The benchmarking consortium EEMBC has released the first of series package designed to measure the energy efficiency of IoT wireless communications. IoTMark-BLE analyzes the way in which different hardware platforms handle Bluetooth communication for a wide range of scenarios.
Markus Levy, president of EEMBC, said the Bluetooth benchmark will be followed by versions that measure the energy performance of Thread, LoRa, and Zigbee, among others. “There are many different connectivity options for the IoT, and they all have an energy cost.”
One of the first issues the IoT-Connect working group that developed the Bluetooth benchmark was the proliferation of profiles. “We asked, which profile do we use? Healthcare? Home automation?” Levy asked.

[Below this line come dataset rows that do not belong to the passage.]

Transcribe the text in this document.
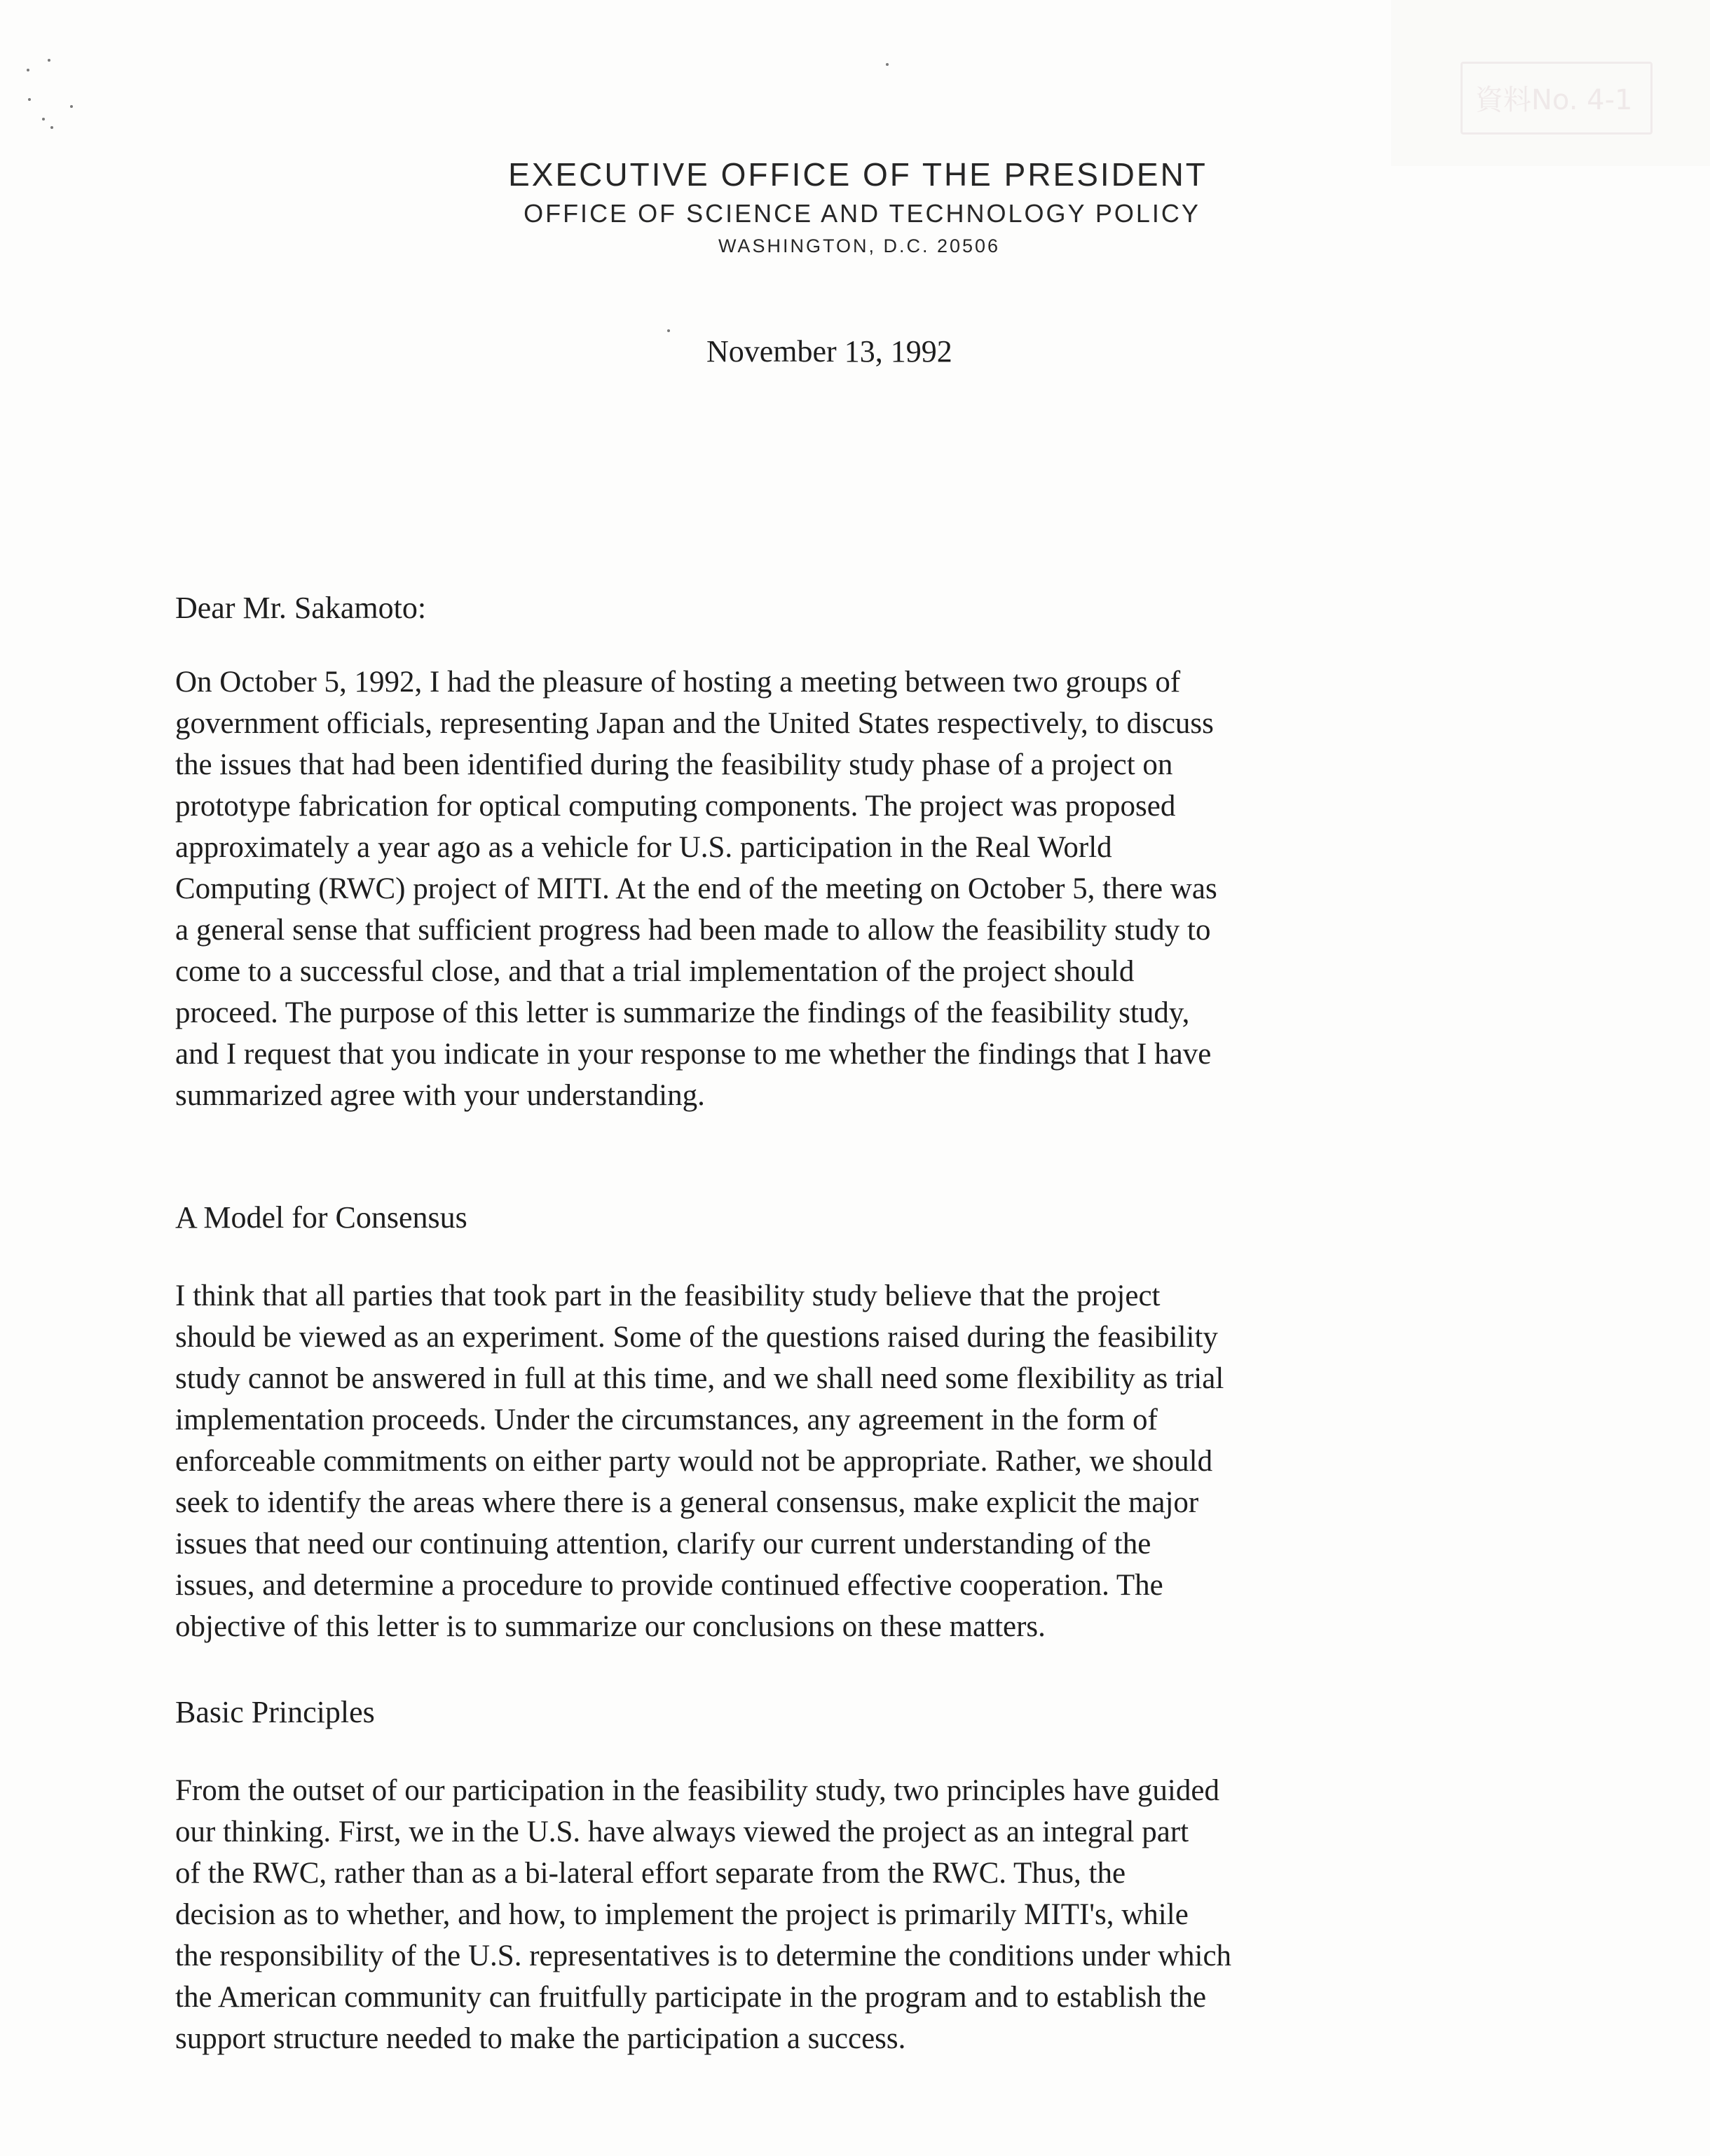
資料No. 4-1
EXECUTIVE OFFICE OF THE PRESIDENT
OFFICE OF SCIENCE AND TECHNOLOGY POLICY
WASHINGTON, D.C. 20506
November 13, 1992
Dear Mr. Sakamoto:
On October 5, 1992, I had the pleasure of hosting a meeting between two groups of
government officials, representing Japan and the United States respectively, to discuss
the issues that had been identified during the feasibility study phase of a project on
prototype fabrication for optical computing components. The project was proposed
approximately a year ago as a vehicle for U.S. participation in the Real World
Computing (RWC) project of MITI. At the end of the meeting on October 5, there was
a general sense that sufficient progress had been made to allow the feasibility study to
come to a successful close, and that a trial implementation of the project should
proceed. The purpose of this letter is summarize the findings of the feasibility study,
and I request that you indicate in your response to me whether the findings that I have
summarized agree with your understanding.
A Model for Consensus
I think that all parties that took part in the feasibility study believe that the project
should be viewed as an experiment. Some of the questions raised during the feasibility
study cannot be answered in full at this time, and we shall need some flexibility as trial
implementation proceeds. Under the circumstances, any agreement in the form of
enforceable commitments on either party would not be appropriate. Rather, we should
seek to identify the areas where there is a general consensus, make explicit the major
issues that need our continuing attention, clarify our current understanding of the
issues, and determine a procedure to provide continued effective cooperation. The
objective of this letter is to summarize our conclusions on these matters.
Basic Principles
From the outset of our participation in the feasibility study, two principles have guided
our thinking. First, we in the U.S. have always viewed the project as an integral part
of the RWC, rather than as a bi-lateral effort separate from the RWC. Thus, the
decision as to whether, and how, to implement the project is primarily MITI's, while
the responsibility of the U.S. representatives is to determine the conditions under which
the American community can fruitfully participate in the program and to establish the
support structure needed to make the participation a success.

The working group took the option of building a framework to measure the different tasks needed to relay packets over a wireless connection using different parameters. With that data, it is possible to estimate performance for the many different use-cases possible in IoT applications.
The working group put together a set of hardware tools based on off-the-shelf boards such as the Raspberry Pi. These interface with the device under test to perform the power measurements. Users who want to perform their own benchmarks can buy the platform as a kit or assemble their own using the EEMBC software.
A typical measurement is one for transmission-intensive applications. The MCU being tested reads data from a serial channel, performs a filtering operation then notifies the radio transceiver, adds a checksum and returns to sleep. This is repeated ten times with a sleeping period of approximately one second in between each run. Manufacturers will be able to provide a single score that reflects the overall efficiency of their platform. “But the idea is to be able to break it down, and see the actual events and figure out where to make optimizations,” Levy said.
Brent Wilson, co-chair of the IoT-Connect working group and director of applications engineering at Silicon Laboratories, said vendors and users will have the freedom to offload processing to hardware – they will not have to run the entire protocol on MCU if the offload option is more energy efficient.
“EEMBC benchmarks like CoreMark were highly prescriptive. There were certain workloads that could not be touched. But these IoT workloads we describe at the operational level. If you have a programmable engine that can schedule these different tasks without requiring intervention from the CPU, that’s entirely legal,” Wilson said. “The benchmark verifies that it’s completed correctly because it looks at the data. It’s to encourage the hardware vendors to show their strengths.”